Post updated on Monday 26 January
“I’m from the government and I’m here to help”
In 1986 President Ronald Reagan quipped that these nine words are the most terrifying in the English language.
Well, as the state begins to harvest huge quantities of personal data and to build all-encompassing databases, another nine word phrase is about to strike far more terror when you hear it.
The state has come late to the big data game but it is now making up for lost time and is embracing it with enthusiasm. The scale of each new project is matched only by the controversy generated when the public learns how their personal data will be obtained and processed – usually after decisions have been made and the project is about to be rolled out.
We have Irish Water and PPSNs, the Irish genealogy database which published the birth records of the entire population on the web and proposals for data sharing and governance legislation to facilitate the sharing of personal data between state bodies.
Unfortunately the enthusiasm for collecting personal data has so far not been matched with a similar effort to comply with data protection law. Many projects are developed without privacy impact assessment and are presented as faits accomplis leading to inevitable clashes with the public and the independent Data Protection Commissioner.

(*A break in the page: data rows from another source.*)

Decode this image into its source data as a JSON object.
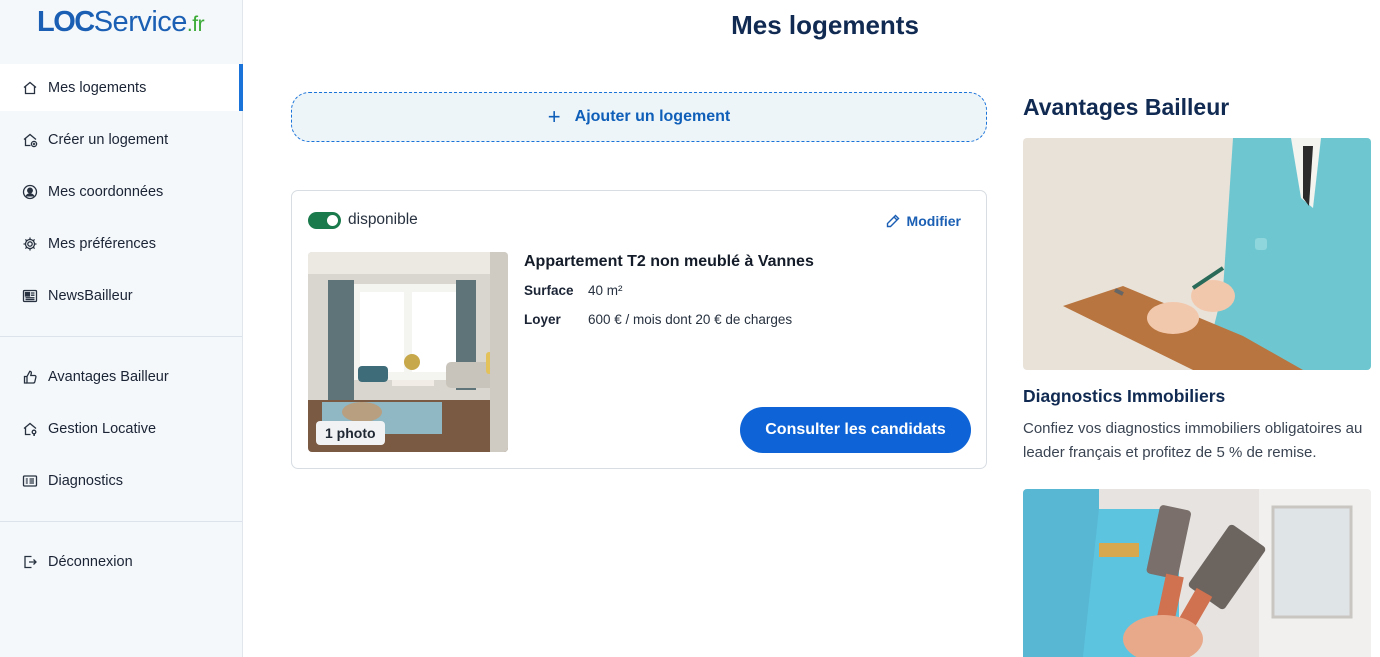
{
  "brand": {
    "loc": "LOC",
    "service": "Service",
    "tld": ".fr"
  },
  "sidebar": {
    "items": [
      {
        "label": "Mes logements",
        "icon": "home-icon"
      },
      {
        "label": "Créer un logement",
        "icon": "home-add-icon"
      },
      {
        "label": "Mes coordonnées",
        "icon": "user-circle-icon"
      },
      {
        "label": "Mes préférences",
        "icon": "gear-icon"
      },
      {
        "label": "NewsBailleur",
        "icon": "newspaper-icon"
      }
    ],
    "secondary": [
      {
        "label": "Avantages Bailleur",
        "icon": "thumbs-up-icon"
      },
      {
        "label": "Gestion Locative",
        "icon": "home-key-icon"
      },
      {
        "label": "Diagnostics",
        "icon": "id-card-icon"
      }
    ],
    "logout": {
      "label": "Déconnexion",
      "icon": "logout-icon"
    }
  },
  "main": {
    "title": "Mes logements",
    "add_label": "Ajouter un logement",
    "listing": {
      "status": "disponible",
      "modify_label": "Modifier",
      "title": "Appartement T2 non meublé à Vannes",
      "surface_label": "Surface",
      "surface_value": "40 m²",
      "rent_label": "Loyer",
      "rent_value": "600 € / mois dont 20 € de charges",
      "photo_count": "1 photo",
      "cta_label": "Consulter les candidats"
    }
  },
  "aside": {
    "title": "Avantages Bailleur",
    "card": {
      "title": "Diagnostics Immobiliers",
      "text": "Confiez vos diagnostics immobiliers obligatoires au leader français et profitez de 5 % de remise."
    }
  },
  "colors": {
    "accent": "#0e64d6",
    "brand": "#1a5fb4",
    "brand_green": "#3aaa35",
    "toggle_on": "#1a7a4c",
    "heading": "#102a52"
  }
}
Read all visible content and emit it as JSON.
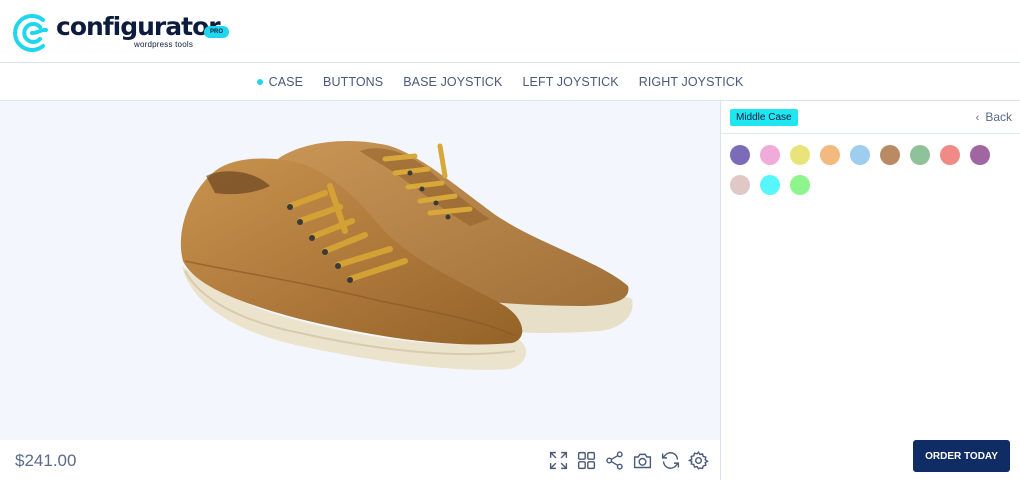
{
  "brand": {
    "name": "configurator",
    "subtitle": "wordpress tools",
    "badge": "PRO",
    "accent": "#1fd6ef",
    "navy": "#0d1b3e"
  },
  "nav": {
    "tabs": [
      {
        "label": "CASE",
        "active": true
      },
      {
        "label": "BUTTONS",
        "active": false
      },
      {
        "label": "BASE JOYSTICK",
        "active": false
      },
      {
        "label": "LEFT JOYSTICK",
        "active": false
      },
      {
        "label": "RIGHT JOYSTICK",
        "active": false
      }
    ]
  },
  "viewer": {
    "product_image": "brown-canvas-sneakers",
    "background": "#f3f7fd"
  },
  "footer": {
    "price": "$241.00",
    "tools": [
      "fullscreen-icon",
      "grid-icon",
      "share-icon",
      "camera-icon",
      "refresh-icon",
      "settings-icon"
    ]
  },
  "panel": {
    "title": "Middle Case",
    "back_label": "Back",
    "swatches": [
      "#7b6bb8",
      "#f0abda",
      "#e8e47a",
      "#f4b97e",
      "#9fcdf0",
      "#b98a63",
      "#8fc29b",
      "#f08a87",
      "#a066a2",
      "#e0c8c6",
      "#56f6fb",
      "#8cf58c"
    ]
  },
  "order_button": {
    "label": "ORDER TODAY",
    "color": "#102c64"
  }
}
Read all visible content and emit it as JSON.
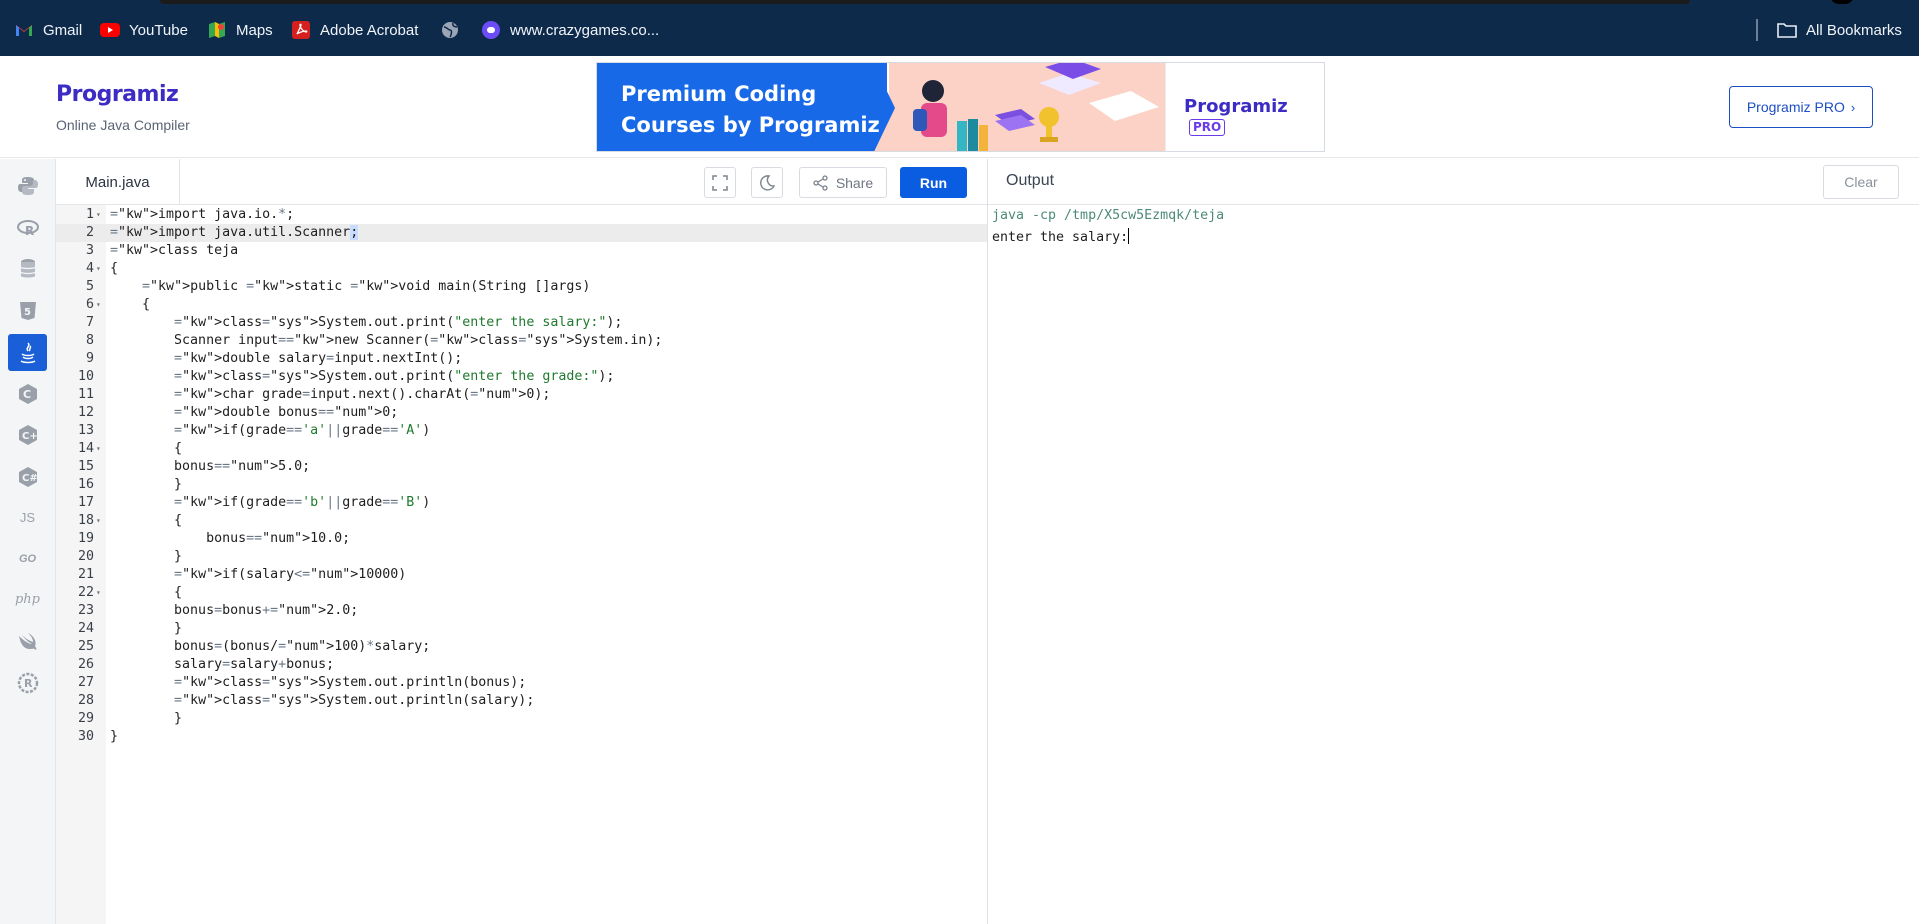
{
  "bookmarks": [
    {
      "label": "Gmail",
      "icon": "gmail-icon"
    },
    {
      "label": "YouTube",
      "icon": "youtube-icon"
    },
    {
      "label": "Maps",
      "icon": "maps-icon"
    },
    {
      "label": "Adobe Acrobat",
      "icon": "acrobat-icon"
    },
    {
      "label": "",
      "icon": "globe-icon"
    },
    {
      "label": "www.crazygames.co...",
      "icon": "crazygames-icon"
    }
  ],
  "all_bookmarks": "All Bookmarks",
  "header": {
    "logo": "Programiz",
    "subtitle": "Online Java Compiler",
    "banner_title": "Premium Coding Courses by Programiz",
    "banner_brand": "Programiz",
    "banner_badge": "PRO",
    "pro_button": "Programiz PRO"
  },
  "sidebar": {
    "languages": [
      "python",
      "r",
      "sql",
      "html",
      "java",
      "c",
      "cpp",
      "csharp",
      "js",
      "go",
      "php",
      "swift",
      "rust"
    ],
    "active": "java",
    "js_label": "JS",
    "go_label": "GO",
    "php_label": "php"
  },
  "editor": {
    "filename": "Main.java",
    "share_label": "Share",
    "run_label": "Run",
    "active_line": 2,
    "lines": [
      "import java.io.*;",
      "import java.util.Scanner;",
      "class teja",
      "{",
      "    public static void main(String []args)",
      "    {",
      "        System.out.print(\"enter the salary:\");",
      "        Scanner input=new Scanner(System.in);",
      "        double salary=input.nextInt();",
      "        System.out.print(\"enter the grade:\");",
      "        char grade=input.next().charAt(0);",
      "        double bonus=0;",
      "        if(grade=='a'||grade=='A')",
      "        {",
      "        bonus=5.0;",
      "        }",
      "        if(grade=='b'||grade=='B')",
      "        {",
      "            bonus=10.0;",
      "        }",
      "        if(salary<10000)",
      "        {",
      "        bonus=bonus+2.0;",
      "        }",
      "        bonus=(bonus/100)*salary;",
      "        salary=salary+bonus;",
      "        System.out.println(bonus);",
      "        System.out.println(salary);",
      "        }",
      "}"
    ],
    "foldable_lines": [
      1,
      4,
      6,
      14,
      18,
      22
    ]
  },
  "output": {
    "title": "Output",
    "clear_label": "Clear",
    "command": "java -cp /tmp/X5cw5Ezmqk/teja",
    "prompt": "enter the salary:"
  },
  "colors": {
    "bookmark_bar": "#0d2a4a",
    "accent": "#0a5ce0",
    "brand": "#3d2cc4"
  }
}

Most recently comments by the Minister for Education that the Data Protection Commissioner was satisfied with the Department of Education’s plan to build the Primary Online Database lead to the Commissioner being forced to publicly contradict the Minister indicating that discussions were ongoing.
So what nine words could possibly strike terror into the hearts of a population that survived the crash of the Celtic Tiger? Well they are:
I’m from the government and your data is anonymised
From recent reports it mow appears that the Department of Education is discussing anonymisation of the Primary Online Database with the Data Protection Commissioner.
Well someone should ask Mayo TD Michelle Mulherin how anonymisation is working for her.
Impressive detective work in ST today. pic.twitter.com/YEpeTTZtQi
— Richie Oakley (@roakleyIRL) January 25, 2015
The Sunday Times reports that Ms Mulherin was the only TD in the Irish parliament on the dates when expensive phone calls were made to a mobile number in Kenya. The details of the calls were released under the Freedom of Information Act in an “anonymised” database. While it must be said the fact that Ms Mulherin was the only TD present on those occasions does not prove she made the calls – the reporting in the press is now raising the possibility that it was her.
From a data protection point of view this is a perfect example of the difficulty with anonymisation. Data protection rules apply to personal data which is defined as data relating to a living individual who is or can be identified from the data or from the data in conjunction with other information. Anonymisation is often cited as a means for processing data outside the scope of data protection law but as Ms Mulherin has discovered individuals can be identified using supposedly anonymised data when analysed in conjunction with other data.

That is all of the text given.